Richard Murphy puts us politically back on track for 2019.
Richard Murphy is Professor of Practice in International Political Economy, City University of London. He campaigns on issues of tax avoidance and tax evasion, as well as blogging at Tax Research UK
Cross-posted from Tax Research UK
As I have made clear, there are a great many reasons to be worried about the economy and related political issues in 2019. The sense that we are in limbo waiting for something to happen appears pervasive to me. The difficulty is that we do not even know for sure what the something is. Its characteristics can however be predicted with relative ease.
There will be economic stress bringing political change, or there will be political failure precipitating economic change that will then require the creation of new political order. Those, I think, are the available options.
The assumption I am making is clear: economic and political fates are intertwined, in my view. And such is the scale of the economic crisis to be faced that this time the political order of neoliberalism cannot survive the process of change intact. Its assumption that free trade is the answer to all questions for a population that only wishes to act in pursuit of self-interested material well being no longer holds true. The planet cannot sustain these politics any longer. Nor will people tolerate the resulting inequalities any more. And although the immediate alternatives appear to be largely right-wing and populist these do, we know, have poor records on delivery and will be self-destructive because they actually exacerbate rather than solve the problem that people think exist. There is then every reason to think an alternative is needed. The only problem is that the left has not been too good at finding such alternatives, let alone presenting them coherently.
I suggest that the Green New Deal is at the core of this alternative. A decade after the Green New Deal Group published its first version of this plan, and after numerous updates in time since, the vision remains clear and consistent. The aim is to refocus the economy on delivering the essential services that a sustainable economy has to deliver. One of these is full employment. In a green economy nothing less makes sense: people who want to work who can’t are non-renewable resources going to waste.
Others are core needs: housing, sustainable energy and transport that does not burn the planet.
And then there is the infrastructure for essential public services.
The emphasis is very far from the economics and politics that the Green New Deal will replace, by necessity. This new politics is about communities getting the basics right so that all people – including those who work in the private sector – can flourish.
But the Green New Deal does not represent all that is required. To work it has to convince people that it can deliver. Modern monetary theory helps explain how this can be done. I have explained how here. This does not require that all the policy claims of MMT be accepted. Those claims are not integral to it, although many suggest they are. Rather it means that the ability of the government to act using its own ability to create credit without inflation resulting is critical to the delivery of the Green New Deal.

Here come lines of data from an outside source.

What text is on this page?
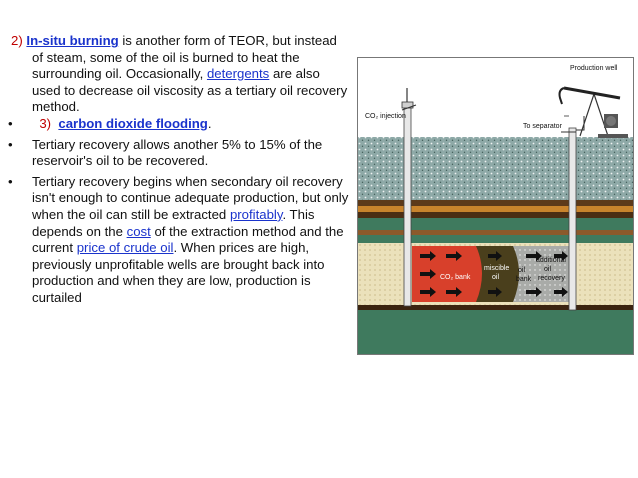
2) In-situ burning is another form of TEOR, but instead of steam, some of the oil is burned to heat the surrounding oil. Occasionally, detergents are also used to decrease oil viscosity as a tertiary oil recovery method.
• 3) carbon dioxide flooding.
• Tertiary recovery allows another 5% to 15% of the reservoir's oil to be recovered.
• Tertiary recovery begins when secondary oil recovery isn't enough to continue adequate production, but only when the oil can still be extracted profitably. This depends on the cost of the extraction method and the current price of crude oil. When prices are high, previously unprofitable wells are brought back into production and when they are low, production is curtailed
Production well
CO₂ injection
To separator
CO₂ bank
miscible
oil
oil
bank
additional
oil
recovery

But so too is a properly functioning tax system. That’s firstly because taxes are vital if inflation is to be controlled: they take government created money used to deliver essential services out of the economy and so prevent inflation happening. Second though, well designed and properly functioning tax systems tackle inequality, including that which exists between those who do and those who do not pay the taxes required of them, which is itself a major cause of economic injustice. Tax gap measures identify the scale of this problem. Tax spillover analyses identify how to tackle them. These are then also key components of the delivery of the Green New Deal. I have new reports coming on both very soon.
But so too is reform of private sector accounting, in my opinion. What we count indicates what we think matters. And the rest does not. Right now private sector accounting is focussed on just two things. One is private profit. The other is financial markets. Those are the only two things that matter in current private sector accounting. The best that we can say is that they are candid enough to admit it.
But this has to change if the private sector is to play the role that is required of it in the economic and political reforms that are essential. What counts – whether it be staff, the environment, civil society, tax payment, proper regulation and much else – also has to be reflected in the priorities of private sector accounting in the future. Only when it does will these issues – which are key to commercial success in the twenty-first century – get the priority that they need from the businesses that must focus upon them. This is why accounting is now a key focus for my work, and is likely to be so from now on.
There are then five elements that together can provide an effective platform for the real reforms needed as the basis of the economy of the future:
- The Green New Deal;
- Modern understandings of money and its role in financing government;
- The tax gap as a measure of fiscal efficiency, tax created inequality and only thirdly of tax authority effectiveness;
- Tax spillover analysis to plan for better control of the economy in pursuit of social goals;
- Reform of private sector accounting in the interests of all stakeholders of companies.
These all link together. They are my focus in 2019.